En dehors de la soutenabilité économique, la question de la gestion de projet est un autre sujet de préoccupation, avec la nécessité de prévoir une équipe mobilisée et compétente lors de la préfiguration même de la démarche TZCLD, qui dure plusieurs années. Des moyens supplémentaires avaient été demandés avant la dernière loi, mais non obtenus. Les expérimentations en cours aideront peut-être à faire également avancer ce dossier…

Financement public

La nouvelle loi a fixé le montant de la contribution au développement de l’emploi, pris en charge par l’État pour chaque équivalent temps plein recruté dans le cadre de l’expérimentation Territoire zéro chômeur de longue durée, à 102 % du montant brut horaire du Smic. Les départements contribuent, pour chaque équivalent temps plein, au financement de cette contribution à hauteur de 15 % du montant de la participation de l’État.

Paris aussi…

« Les Territoires zéro chômeur longue durée concernent très majoritairement les territoires ruraux, mais des villes comme Paris ou Villeurbanne se sont battues aussi pour s’intégrer dans la démarche », constate Élodie Brian, cheffe de projet TZCLD-innovation sociale à la direction de l’attractivité et de l’emploi de la Ville de Paris. Premier territoire labellisé en 2017 : le 13e arrondissement, avec son EBE 13 Avenir, axée sur des services aux particuliers (livraison de courses, portage de repas à domicile…) et aux entreprises (conciergerie), ainsi que du réemploi.

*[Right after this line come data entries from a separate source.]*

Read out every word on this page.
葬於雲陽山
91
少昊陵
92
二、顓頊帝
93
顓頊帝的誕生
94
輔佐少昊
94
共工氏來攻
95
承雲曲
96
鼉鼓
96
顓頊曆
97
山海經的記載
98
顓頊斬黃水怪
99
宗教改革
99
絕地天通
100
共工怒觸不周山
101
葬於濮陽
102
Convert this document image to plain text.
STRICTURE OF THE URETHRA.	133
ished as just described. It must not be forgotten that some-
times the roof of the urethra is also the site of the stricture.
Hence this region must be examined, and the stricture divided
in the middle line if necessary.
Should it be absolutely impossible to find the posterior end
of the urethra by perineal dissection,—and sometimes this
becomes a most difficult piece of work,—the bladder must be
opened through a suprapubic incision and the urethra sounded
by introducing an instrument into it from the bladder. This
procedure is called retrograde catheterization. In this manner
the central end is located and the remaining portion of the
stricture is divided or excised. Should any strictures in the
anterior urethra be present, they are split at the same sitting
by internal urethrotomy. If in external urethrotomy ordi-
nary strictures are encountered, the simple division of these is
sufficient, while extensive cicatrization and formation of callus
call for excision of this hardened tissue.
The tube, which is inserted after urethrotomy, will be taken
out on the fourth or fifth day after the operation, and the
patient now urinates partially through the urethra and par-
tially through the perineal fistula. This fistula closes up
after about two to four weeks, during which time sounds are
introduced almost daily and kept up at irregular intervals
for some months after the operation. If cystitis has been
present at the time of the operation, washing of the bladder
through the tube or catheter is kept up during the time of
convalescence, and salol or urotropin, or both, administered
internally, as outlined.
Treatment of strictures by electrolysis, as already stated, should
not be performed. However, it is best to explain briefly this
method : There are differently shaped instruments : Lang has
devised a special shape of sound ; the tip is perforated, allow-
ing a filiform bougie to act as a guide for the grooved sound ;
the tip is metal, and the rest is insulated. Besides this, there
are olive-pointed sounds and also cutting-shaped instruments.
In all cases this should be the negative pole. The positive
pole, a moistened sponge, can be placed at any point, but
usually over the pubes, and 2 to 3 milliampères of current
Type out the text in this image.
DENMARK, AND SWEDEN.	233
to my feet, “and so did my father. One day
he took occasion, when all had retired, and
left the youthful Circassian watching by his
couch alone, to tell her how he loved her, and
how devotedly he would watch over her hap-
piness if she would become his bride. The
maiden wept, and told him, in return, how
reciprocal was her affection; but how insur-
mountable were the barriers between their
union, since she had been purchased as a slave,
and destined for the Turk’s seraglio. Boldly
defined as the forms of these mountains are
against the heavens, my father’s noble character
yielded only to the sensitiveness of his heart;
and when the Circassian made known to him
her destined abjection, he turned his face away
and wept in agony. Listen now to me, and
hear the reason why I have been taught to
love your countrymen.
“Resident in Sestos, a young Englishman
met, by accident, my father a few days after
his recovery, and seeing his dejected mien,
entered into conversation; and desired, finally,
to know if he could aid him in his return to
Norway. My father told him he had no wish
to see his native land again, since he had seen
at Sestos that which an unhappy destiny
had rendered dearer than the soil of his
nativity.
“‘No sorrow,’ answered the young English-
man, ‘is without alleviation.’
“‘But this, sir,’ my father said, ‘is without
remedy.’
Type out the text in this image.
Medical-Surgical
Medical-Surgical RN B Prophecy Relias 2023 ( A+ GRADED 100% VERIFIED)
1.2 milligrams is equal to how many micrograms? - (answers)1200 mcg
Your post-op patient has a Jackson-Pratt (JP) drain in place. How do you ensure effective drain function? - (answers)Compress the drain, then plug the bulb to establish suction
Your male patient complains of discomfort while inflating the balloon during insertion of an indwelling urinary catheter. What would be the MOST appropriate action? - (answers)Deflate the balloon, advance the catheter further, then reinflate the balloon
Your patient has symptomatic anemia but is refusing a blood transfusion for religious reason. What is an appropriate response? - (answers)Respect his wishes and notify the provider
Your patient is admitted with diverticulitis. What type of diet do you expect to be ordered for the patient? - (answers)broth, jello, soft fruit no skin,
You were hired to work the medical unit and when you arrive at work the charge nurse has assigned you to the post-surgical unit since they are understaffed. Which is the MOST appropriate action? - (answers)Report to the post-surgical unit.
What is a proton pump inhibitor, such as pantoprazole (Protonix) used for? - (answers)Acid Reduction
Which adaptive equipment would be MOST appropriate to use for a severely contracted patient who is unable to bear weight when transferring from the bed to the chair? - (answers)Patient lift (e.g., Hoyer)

Le 19e arrondissement (quartier Rosa Park) et le 18e (La Chapelle Nord) ont été, quant à eux, labellisés en 2022. L’EBE du 19e, ouverte en juin dernier, comprend pour le moment une dizaine de salariés, avec des projets liés notamment à des activités de couture, conciergerie, petits services… « Nous avons l’objectif de générer 54 emplois et de créer une deuxième entreprise avec une vingtaine d’emplois dès 2023 », déclare François Dagnaud, maire du 19e. Si la volonté politique locale est le premier moteur de développement, « nous constatons dans ces quartiers nouveaux, majoritairement situés près des portes de Paris et en quartier prioritaire de la politique de la ville, une grande solidarité entre les acteurs, y compris économiques », constate Élodie Brian. Sans oublier des habitants mobilisés… « Nombre de projets sont portés à l’origine avec les conseils de quartier », souligne-t-elle. Le défi reste d’inciter les entreprises à rejoindre la démarche, notamment en tant que futures clientes potentielles des EBE, sur ces territoires densément peuplés, où voisinent personnes en difficulté et développement économique. D’autres territoires candidats, tels que le 17e arrondissement, sont également sur les starting-blocks.